The third chapter of N.T. Wright's The Last Word moves from the Old Testament to the New. The particular focus of the chapter is Jesus. Wright begins by looking to Jesus as the accomplishment or fulfillment to which the Old Testament scriptures had pointed. He writes, 'Jesus does, climactically and decisively, what scripture had in a sense been trying to do: bring God's fresh Kingdom-order to God's people and thence to the world...When he spoke of the scripture needing to be fulfilled, he was not simply envisaging himself doing a few scattered and random acts which corresponded to various distant and detached prophetic sayings; he was thinking of the entire storyline at last coming to fruition, and of an entire world of hints and shadows now coming to plain statement and full light.'

Apart from himself being the fulfillment of scripture, Wright also talks about Jesus' insistence upon scripture's authority. While he doesn't make it a major theme in his teaching, it is clear that Jesus' underlying attitude is one of attributing authority to the Old Testament scriptures.

Tying these two themes together, Wright responds to the otherwise puzzling passages where Jesus seemingly disregards traditional understanding of scripture. For instance, in the same passage where Jesus insists on the priority of scripture over man-made traditions, he declares foods to be clean that scripture had forbidden (Mark 7:1-23). Another example is that Jesus speaks very strongly in equating lust with adultery and anger with murder, yet is very loose with his interpretation of sabbath rest. A third example is the command to honor your father and mother, yet Jesus ignored his own family and told his followers that they must be prepared to hate their own families.
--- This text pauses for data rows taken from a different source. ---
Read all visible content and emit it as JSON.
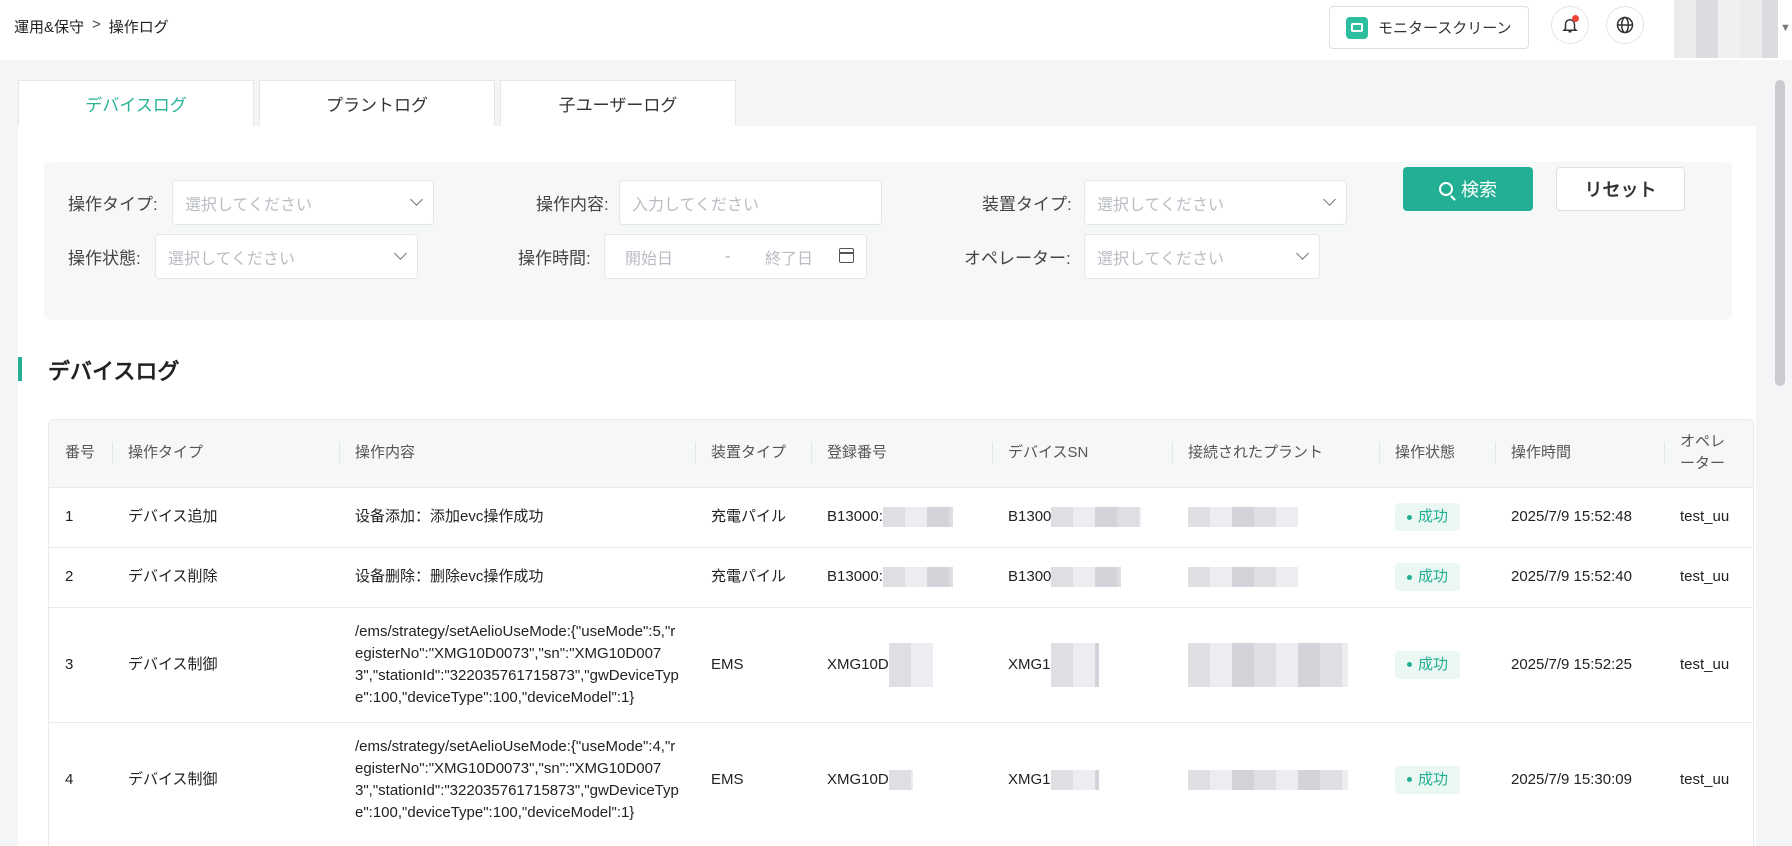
{
  "breadcrumb": {
    "root": "運用&保守",
    "separator": ">",
    "current": "操作ログ"
  },
  "header": {
    "monitor_label": "モニタースクリーン"
  },
  "tabs": [
    {
      "label": "デバイスログ",
      "active": true
    },
    {
      "label": "プラントログ",
      "active": false
    },
    {
      "label": "子ユーザーログ",
      "active": false
    }
  ],
  "filters": {
    "op_type": {
      "label": "操作タイプ:",
      "placeholder": "選択してください"
    },
    "op_content": {
      "label": "操作内容:",
      "placeholder": "入力してください"
    },
    "device_type": {
      "label": "装置タイプ:",
      "placeholder": "選択してください"
    },
    "op_status": {
      "label": "操作状態:",
      "placeholder": "選択してください"
    },
    "op_time": {
      "label": "操作時間:",
      "start_placeholder": "開始日",
      "dash": "-",
      "end_placeholder": "終了日"
    },
    "operator": {
      "label": "オペレーター:",
      "placeholder": "選択してください"
    },
    "search_label": "検索",
    "reset_label": "リセット"
  },
  "section_title": "デバイスログ",
  "table": {
    "headers": [
      "番号",
      "操作タイプ",
      "操作内容",
      "装置タイプ",
      "登録番号",
      "デバイスSN",
      "接続されたプラント",
      "操作状態",
      "操作時間",
      "オペレーター"
    ],
    "rows": [
      {
        "no": "1",
        "type": "デバイス追加",
        "content": "设备添加：添加evc操作成功",
        "device_type": "充電パイル",
        "reg_no": "B13000:",
        "sn": "B1300",
        "status": "成功",
        "time": "2025/7/9 15:52:48",
        "operator": "test_uu"
      },
      {
        "no": "2",
        "type": "デバイス削除",
        "content": "设备删除：删除evc操作成功",
        "device_type": "充電パイル",
        "reg_no": "B13000:",
        "sn": "B1300",
        "status": "成功",
        "time": "2025/7/9 15:52:40",
        "operator": "test_uu"
      },
      {
        "no": "3",
        "type": "デバイス制御",
        "content": "/ems/strategy/setAelioUseMode:{\"useMode\":5,\"registerNo\":\"XMG10D0073\",\"sn\":\"XMG10D0073\",\"stationId\":\"322035761715873\",\"gwDeviceType\":100,\"deviceType\":100,\"deviceModel\":1}",
        "device_type": "EMS",
        "reg_no": "XMG10D",
        "sn": "XMG1",
        "status": "成功",
        "time": "2025/7/9 15:52:25",
        "operator": "test_uu"
      },
      {
        "no": "4",
        "type": "デバイス制御",
        "content": "/ems/strategy/setAelioUseMode:{\"useMode\":4,\"registerNo\":\"XMG10D0073\",\"sn\":\"XMG10D0073\",\"stationId\":\"322035761715873\",\"gwDeviceType\":100,\"deviceType\":100,\"deviceModel\":1}",
        "device_type": "EMS",
        "reg_no": "XMG10D",
        "sn": "XMG1",
        "status": "成功",
        "time": "2025/7/9 15:30:09",
        "operator": "test_uu"
      }
    ]
  },
  "colors": {
    "accent": "#22af93",
    "badge_bg": "#eaf7f3",
    "notification": "#f0443a"
  },
  "icons": [
    "monitor-icon",
    "bell-icon",
    "globe-icon",
    "chevron-down-icon",
    "calendar-icon",
    "search-icon"
  ]
}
These, and other examples like them, do not make any sense unless we see Jesus as someone who both honors the authority of scripture as well as being the one who fulfills scripture. However, once we see Jesus in the context of the larger biblical narrative, we begin to get a glimpse of what the new covenant means and how it 'would both fulfill and transform the old one.' Jesus, as the embodiment of the word, has the authority to fulfill the authoritative written word of God in unexpected and surprising ways.